Такое невинное заимствование всякий раз могло сойти за таинственное «прозрение глубины». Мы видим здесь процесс, весьма напоминающий рассуждение Хайдеггера о речи, которая говорит всегда одно и то же (утверждает свою изначальность) устами прислушивающегося к ее немому зову творца-поэта. Творец-поэт как бы растет из Праматери-Земли и говорит на неясном языке (поэт кажется безумцем) все о том же самом, но заново и непонятно (и для других, и для себя). Непонятность следует из неуловимости различия между «первым» и «вторым» планами, о котором говорится поэтом. После усвоения речи творца-поэта непонятность утрачивается, но вместе с ней – и различие между планами. Требуется новое слово. Анализ развития немецкой поэзии и живописи последнего (романтического и далее) времени показывает, что если и действительно они говорили всегда об одном и том же, то язык их не зарождался бессознательно, но заимствовался у школы, строившей его на строго логических основаниях. Эффект «прислушивания к немому зову» оказывался лишь результатом вторичности самого языка. Мы видим, что представление художников-романтиков о самих себе не отличалось от представления о них, сформированного философами, вышедшими из романтической традиции. Языческий характер романтического искусства был осознан еще Кьеркегором, но его осознание привело лишь к скептицизму в отношении художника, пребывающего на грани религиозного, но бессильного перешагнуть грань. «От Фридриха и Уильяма Тёрнера через Кандинского и Мондриана северные художники сталкивались с одной и той же дилеммой: как найти в секуляризованном мире убедительные средства для выражения того религиозного опыта, который до романтизма находил выход в традиционных темах христианского искусства». Но попытка обойтись без унаследованной образности неизбежно приводила к двусмысленности, которую романтики старались преодолеть, опираясь на некую синкретическую религиозность, находящую себе выражение в архетипальных образах. Что в конечном счете и делало их работы слишком человеческими, человечески узнаваемыми, несмотря на прокламировавшееся обращение к иным мифам и водительству иных сил (послание оставалось зашифрованным, но то, что это именно послание, делалось наглядным чисто живописными средствами).

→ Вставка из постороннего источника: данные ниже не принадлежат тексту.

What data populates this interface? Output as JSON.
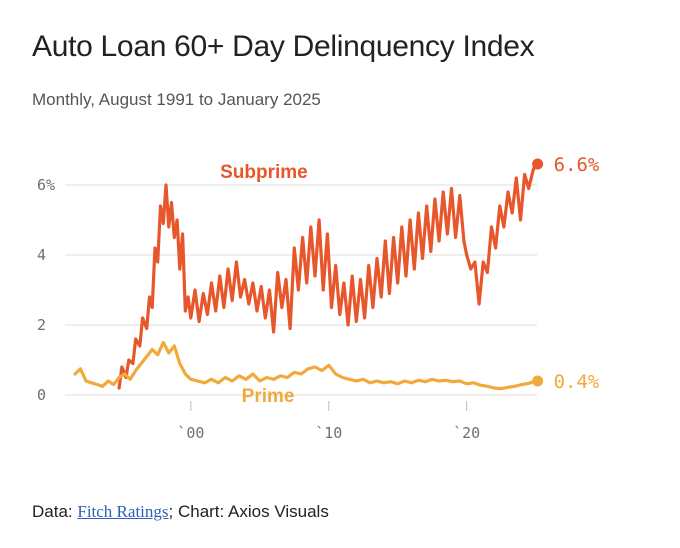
{
  "header": {
    "title": "Auto Loan 60+ Day Delinquency Index",
    "subtitle": "Monthly, August 1991 to January 2025"
  },
  "footer": {
    "prefix": "Data: ",
    "source_link": "Fitch Ratings",
    "suffix": "; Chart: Axios Visuals"
  },
  "colors": {
    "subprime": "#e8562b",
    "prime": "#f2a93b",
    "grid": "#dddddd",
    "tick_text": "#6f6f6f"
  },
  "chart_data": {
    "type": "line",
    "title": "Auto Loan 60+ Day Delinquency Index",
    "xlim": [
      1991.6,
      2025.1
    ],
    "ylim": [
      0,
      7
    ],
    "y_ticks": [
      {
        "value": 0,
        "label": "0"
      },
      {
        "value": 2,
        "label": "2"
      },
      {
        "value": 4,
        "label": "4"
      },
      {
        "value": 6,
        "label": "6%"
      }
    ],
    "x_ticks": [
      {
        "value": 2000,
        "label": "`00"
      },
      {
        "value": 2010,
        "label": "`10"
      },
      {
        "value": 2020,
        "label": "`20"
      }
    ],
    "series": [
      {
        "name": "Subprime",
        "color": "#e8562b",
        "end_label": "6.6%",
        "x": [
          1994.8,
          1995.0,
          1995.3,
          1995.5,
          1995.8,
          1996.0,
          1996.3,
          1996.5,
          1996.8,
          1997.0,
          1997.2,
          1997.4,
          1997.6,
          1997.8,
          1998.0,
          1998.2,
          1998.4,
          1998.6,
          1998.8,
          1999.0,
          1999.2,
          1999.4,
          1999.6,
          1999.8,
          2000.0,
          2000.3,
          2000.6,
          2000.9,
          2001.2,
          2001.5,
          2001.8,
          2002.1,
          2002.4,
          2002.7,
          2003.0,
          2003.3,
          2003.6,
          2003.9,
          2004.2,
          2004.5,
          2004.8,
          2005.1,
          2005.4,
          2005.7,
          2006.0,
          2006.3,
          2006.6,
          2006.9,
          2007.2,
          2007.5,
          2007.8,
          2008.1,
          2008.4,
          2008.7,
          2009.0,
          2009.3,
          2009.6,
          2009.9,
          2010.2,
          2010.5,
          2010.8,
          2011.1,
          2011.4,
          2011.7,
          2012.0,
          2012.3,
          2012.6,
          2012.9,
          2013.2,
          2013.5,
          2013.8,
          2014.1,
          2014.4,
          2014.7,
          2015.0,
          2015.3,
          2015.6,
          2015.9,
          2016.2,
          2016.5,
          2016.8,
          2017.1,
          2017.4,
          2017.7,
          2018.0,
          2018.3,
          2018.6,
          2018.9,
          2019.2,
          2019.5,
          2019.8,
          2020.0,
          2020.3,
          2020.6,
          2020.9,
          2021.2,
          2021.5,
          2021.8,
          2022.1,
          2022.4,
          2022.7,
          2023.0,
          2023.3,
          2023.6,
          2023.9,
          2024.2,
          2024.5,
          2024.8,
          2025.0
        ],
        "values": [
          0.2,
          0.8,
          0.5,
          1.0,
          0.9,
          1.6,
          1.4,
          2.2,
          1.9,
          2.8,
          2.5,
          4.2,
          3.8,
          5.4,
          4.9,
          6.0,
          4.8,
          5.5,
          4.5,
          5.0,
          3.6,
          4.6,
          2.4,
          2.8,
          2.2,
          3.0,
          2.1,
          2.9,
          2.3,
          3.2,
          2.4,
          3.4,
          2.5,
          3.6,
          2.7,
          3.8,
          2.8,
          3.3,
          2.6,
          3.2,
          2.4,
          3.1,
          2.2,
          3.0,
          1.8,
          3.5,
          2.5,
          3.3,
          1.9,
          4.2,
          3.0,
          4.5,
          3.2,
          4.8,
          3.4,
          5.0,
          3.0,
          4.6,
          2.5,
          3.7,
          2.3,
          3.2,
          2.0,
          3.4,
          2.1,
          3.3,
          2.2,
          3.7,
          2.5,
          3.9,
          2.8,
          4.4,
          2.9,
          4.5,
          3.2,
          4.8,
          3.4,
          5.0,
          3.6,
          5.2,
          3.9,
          5.4,
          4.1,
          5.6,
          4.4,
          5.8,
          4.6,
          5.9,
          4.5,
          5.7,
          4.4,
          4.0,
          3.6,
          3.8,
          2.6,
          3.8,
          3.5,
          4.8,
          4.2,
          5.4,
          4.8,
          5.8,
          5.2,
          6.2,
          5.0,
          6.3,
          5.9,
          6.4,
          6.6
        ]
      },
      {
        "name": "Prime",
        "color": "#f2a93b",
        "end_label": "0.4%",
        "x": [
          1991.6,
          1992.0,
          1992.4,
          1992.8,
          1993.2,
          1993.6,
          1994.0,
          1994.4,
          1994.8,
          1995.2,
          1995.6,
          1996.0,
          1996.4,
          1996.8,
          1997.2,
          1997.6,
          1998.0,
          1998.4,
          1998.8,
          1999.2,
          1999.6,
          2000.0,
          2000.5,
          2001.0,
          2001.5,
          2002.0,
          2002.5,
          2003.0,
          2003.5,
          2004.0,
          2004.5,
          2005.0,
          2005.5,
          2006.0,
          2006.5,
          2007.0,
          2007.5,
          2008.0,
          2008.5,
          2009.0,
          2009.5,
          2010.0,
          2010.5,
          2011.0,
          2011.5,
          2012.0,
          2012.5,
          2013.0,
          2013.5,
          2014.0,
          2014.5,
          2015.0,
          2015.5,
          2016.0,
          2016.5,
          2017.0,
          2017.5,
          2018.0,
          2018.5,
          2019.0,
          2019.5,
          2020.0,
          2020.5,
          2021.0,
          2021.5,
          2022.0,
          2022.5,
          2023.0,
          2023.5,
          2024.0,
          2024.5,
          2025.0
        ],
        "values": [
          0.6,
          0.75,
          0.4,
          0.35,
          0.3,
          0.25,
          0.4,
          0.3,
          0.5,
          0.6,
          0.45,
          0.7,
          0.9,
          1.1,
          1.3,
          1.15,
          1.5,
          1.2,
          1.4,
          0.9,
          0.6,
          0.45,
          0.4,
          0.35,
          0.45,
          0.35,
          0.5,
          0.4,
          0.55,
          0.45,
          0.6,
          0.4,
          0.5,
          0.45,
          0.55,
          0.5,
          0.65,
          0.6,
          0.75,
          0.8,
          0.7,
          0.85,
          0.6,
          0.5,
          0.45,
          0.4,
          0.45,
          0.35,
          0.4,
          0.35,
          0.38,
          0.32,
          0.4,
          0.35,
          0.42,
          0.38,
          0.45,
          0.4,
          0.42,
          0.38,
          0.4,
          0.32,
          0.35,
          0.28,
          0.25,
          0.2,
          0.18,
          0.22,
          0.25,
          0.3,
          0.33,
          0.4
        ]
      }
    ]
  }
}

Наиболее полное воплощение романтическая традиция нашла в работах нью-йоркского художника послевоенного периода Барнетта Ньюмана. Он принадлежал вначале к группе абстрактных экспрессионистов («делателей мифов», как их называли), но затем выработал свой собственный стиль. Ньюман был пламенно верующим иудаистом, и абстрактная живопись (так же, как, скажем, для Марка Ротко, Эда Рейнхардта и др.) была для него единственно возможным средством передачи религиозного опыта (изображения запрещены иудаизмом). Последовательно борясь со всякого рода «иллюзионизмом» и изобразительностью, с одной стороны, и с необязательностью «творческого почерка» представителей геометрического и мифического направлений в абстрактном искусстве – с другой, Ньюман свел живописные средства к двум элементам: большим равномерно окрашенным плоскостям и прямым вертикальным «лучам», которые он сам называл «zip» – «застежка-молния». В рамках этой статьи было бы затруднительно рассказывать о Ньюмане подробней. Достаточно сказать, что, используя упомянутые основные элементы, Ньюман создал картины, представлявшие, по его замыслу, мистерии всех имеющихся на земле основных религий. Работы Ньюмана (как видно даже по репродукциям) обладают удивительной силой и убедительностью. Именно они, с другой стороны, дали импульс той «секуляризации» романтической традиции, которая привела к возникновению концептуального искусства. Этот импульс содержался в четком и совершенно прозрачном замысле, лежавшем в основе работ Ньюмана. Достаточно было отвлечься от «второго плана», чтобы принцип их построения стал ясен, подобно тому как в искусстве католических стран достаточно было отвлечься от «второго плана» работ, скажем, Джотто, чтобы стала явной их изобразительность.

Изобразительность тяготела над европейской (Парижской) школой даже в ее абстрактном варианте. Антропоморфизм внутренне иерархизированных кубистических картин продолжил себя в абстрактных работах геометрического толка, а эмоциональность лирического абстракционизма оставалась изображением «неповторимого внутреннего мира» его творцов. Романтическая традиция всегда сопротивлялась этому внутренне. Она была склонна к изображению «первоэлементов» (вода, воздух, суша) в их бескрайности и элементарности. Таковы и Фридрих, и Уильям Тёрнер. Человек в их картинах, если он и присутствует в них, лишь созерцатель элементарных сил природы. Барнетт Ньюман завершил эту традицию. В его работах не осталось ничего антропоморфного, иллюзионистского, непрозрачного, так сказать, «герменевтического». Живопись обнаружила всю неизобразительность. Она стала тем, чем всегда являлась по своему формальному определению: цветом, нанесенным на поверхность.